Question

In the circuit shown in the figure the capacitance of each capacitor is equal to $C$ and resistance $R$. One of the capacitors was charged to a voltage ${V_0}$ ​ and then at the moment $t = 0\; $ was shorted by means of the switch S.
Find:
(a) the current in the circuit as a function of time t
(b) the amount of generated heat

Answer 1

Hint: In this solution, we will use Kirchhoff’s voltage law to determine the equation of current in the circuit. The heat generated will depend on the current in the circuit and on the value of the resistance.

Formula used:
In this solution, we will use the following formula:
- Voltage difference across resistor: $ V = iR $ where $ i $ is the current in the circuit and $ R $ is the value of the resistance
- Voltage difference across capacitor: $ V = \dfrac{Q}{C} $
- Current due to flow of charge: $ i = \dfrac{{dQ}}{{dt}} $ .

Complete step by step answer
In the circuit given to us, one of the capacitors has been charged to a voltage $ {V_0} $ . Hence its charge will be:
 $\Rightarrow {Q_0} = C{V_0} $
Now when the switch is shorted, the capacitor will flow charge in the system eventually charging the other capacitor and losing energy in the resistor.
The equation of current in the circuit can be determined from Kirchhoff’s voltage law as $ \sum {V = 0} $
For a capacitor, the voltage difference across it will be $ V = Q/C $ . Let the charge in the circuit at time $ t $ be $ Q $ . Then for the initially-charged capacitor, the voltage difference across it will be
 $\Rightarrow \dfrac{{{Q_0} - Q}}{C} $ .
And for the initially uncharged capacitor, the voltage difference will be $ \dfrac{Q}{C} $ . So, we can write the Kirchhoff’s voltage law as
 $\Rightarrow \dfrac{{{Q_0} - Q}}{C} - iR = \dfrac{Q}{C} $
As $ i = \dfrac{{dq}}{{dt}} $ , we can write
 $\Rightarrow \dfrac{{{Q_0} - 2Q}}{C} = \dfrac{{dQ}}{{dt}}R $
ON taking the charge terms on one side, we can write
 $\Rightarrow \dfrac{{dQ}}{{{Q_0} - 2Q}} = \dfrac{1}{{RC}}dt $
On integrating both sides for the charge of $ Q = C{V_0} $ to $ Q = 0 $ in time $ t = 0 $ to $ t = \infty $ , we get
 $\Rightarrow Q = \dfrac{{C{V_0}}}{2}\left( {1 - {e^{\dfrac{{ - 2t}}{{RC}}}}} \right) $
Then the current in the circuit as a function of time will be:
 $\Rightarrow i = \dfrac{{dQ}}{{dt}} $
Substituting the value of $ Q = \dfrac{{C{V_0}}}{2}\left( {1 - {e^{\dfrac{{ - 2t}}{{RC}}}}} \right) $ , we get
 $\Rightarrow i = \dfrac{{{V_0}}}{R}{e^{\dfrac{{ - 2t}}{{RC}}}} $
Hence this is the current flowing in the circuit at a time $ t $ .
Now to find the heat generated in the system, we can calculate it as
 $\Rightarrow H = \int\limits_{t = 0}^\infty {{i^2}Rdt} $
Substituting the value of $ i = \dfrac{{{V_0}}}{R}{e^{\dfrac{{ - 2t}}{{RC}}}} $ and integrating with respect to time, we get
 $\Rightarrow H = \dfrac{{V_0^2}}{R}\left[ {{e^{\dfrac{{ - 4t}}{{RC}}}}} \right]_{t = 0}^{t = \infty } \times RC $
Which gives us
 $\Rightarrow H = \dfrac{1}{4}V_0^2C $ which is the heat generated in the system.

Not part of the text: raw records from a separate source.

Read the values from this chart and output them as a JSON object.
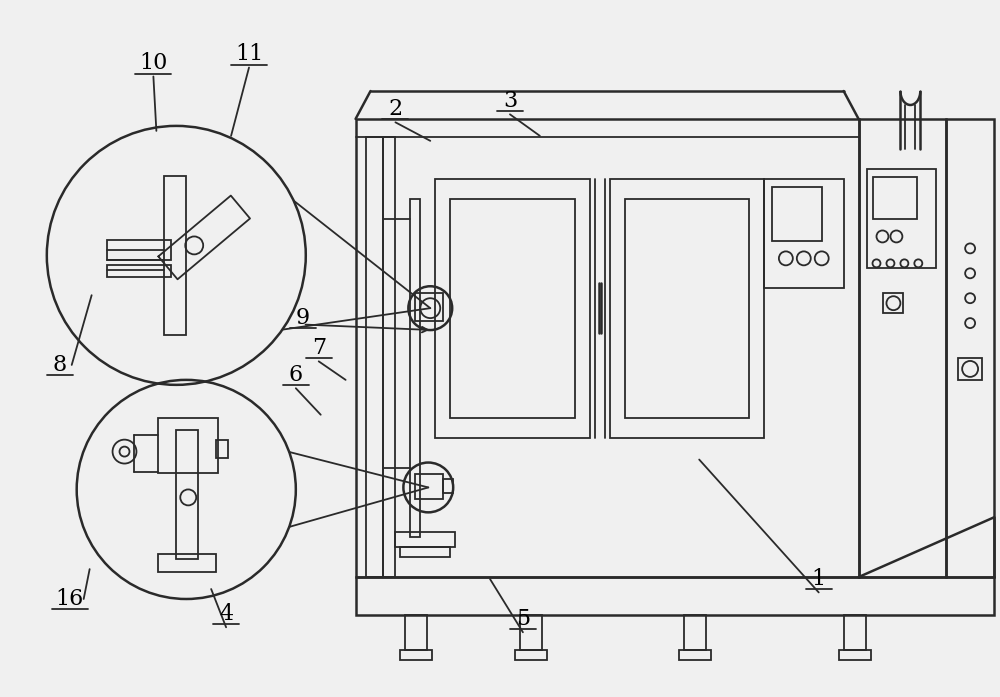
{
  "bg_color": "#f0f0f0",
  "line_color": "#2a2a2a",
  "lw": 1.3,
  "lw2": 1.8,
  "fig_width": 10.0,
  "fig_height": 6.97
}
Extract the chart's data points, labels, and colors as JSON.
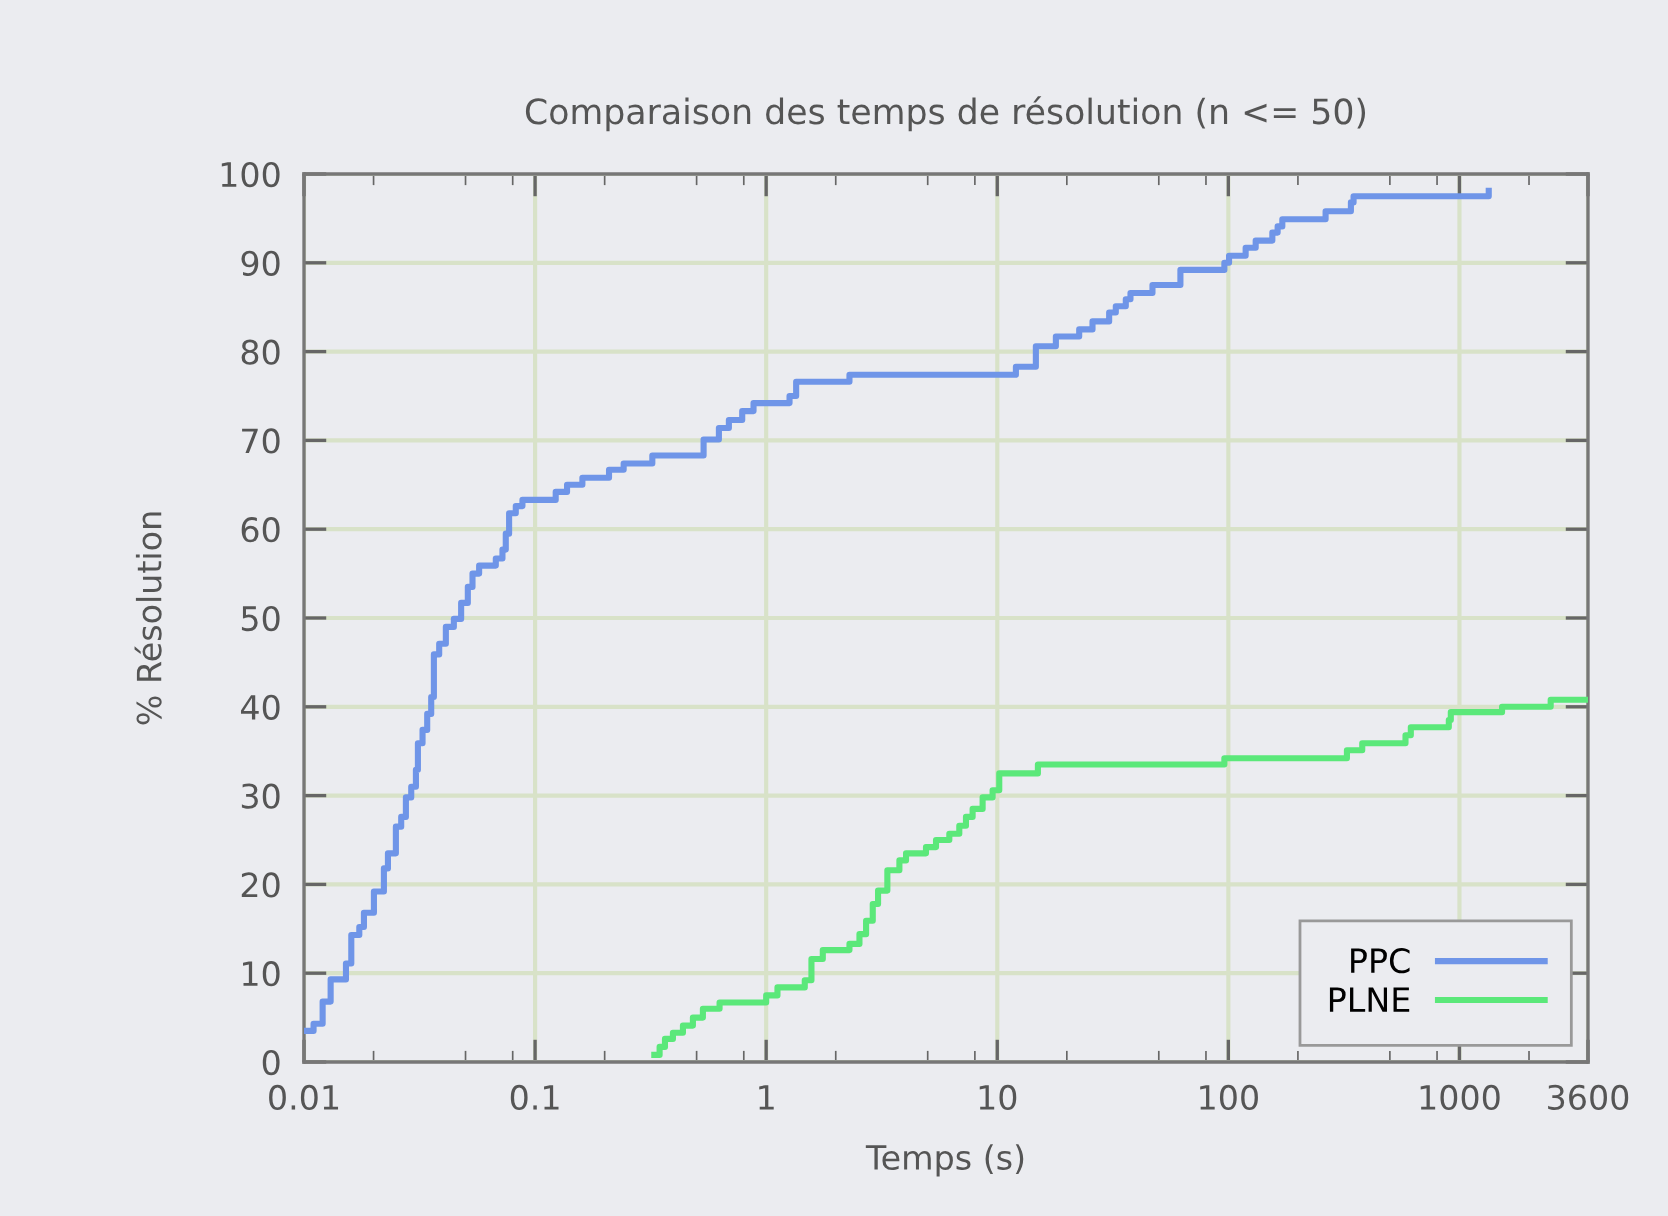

Note: While calculating the heat generated in the system, we cannot directly multiply the time interval since the time interval is infinite which is why the heat generated has to be calculated in one small time frame and has to be integrated. We should know that in this equation, since there is no constant power input, and resistance is present, the current in the circuit will eventually decay to zero which will help us in defining the initial and final limits of the current.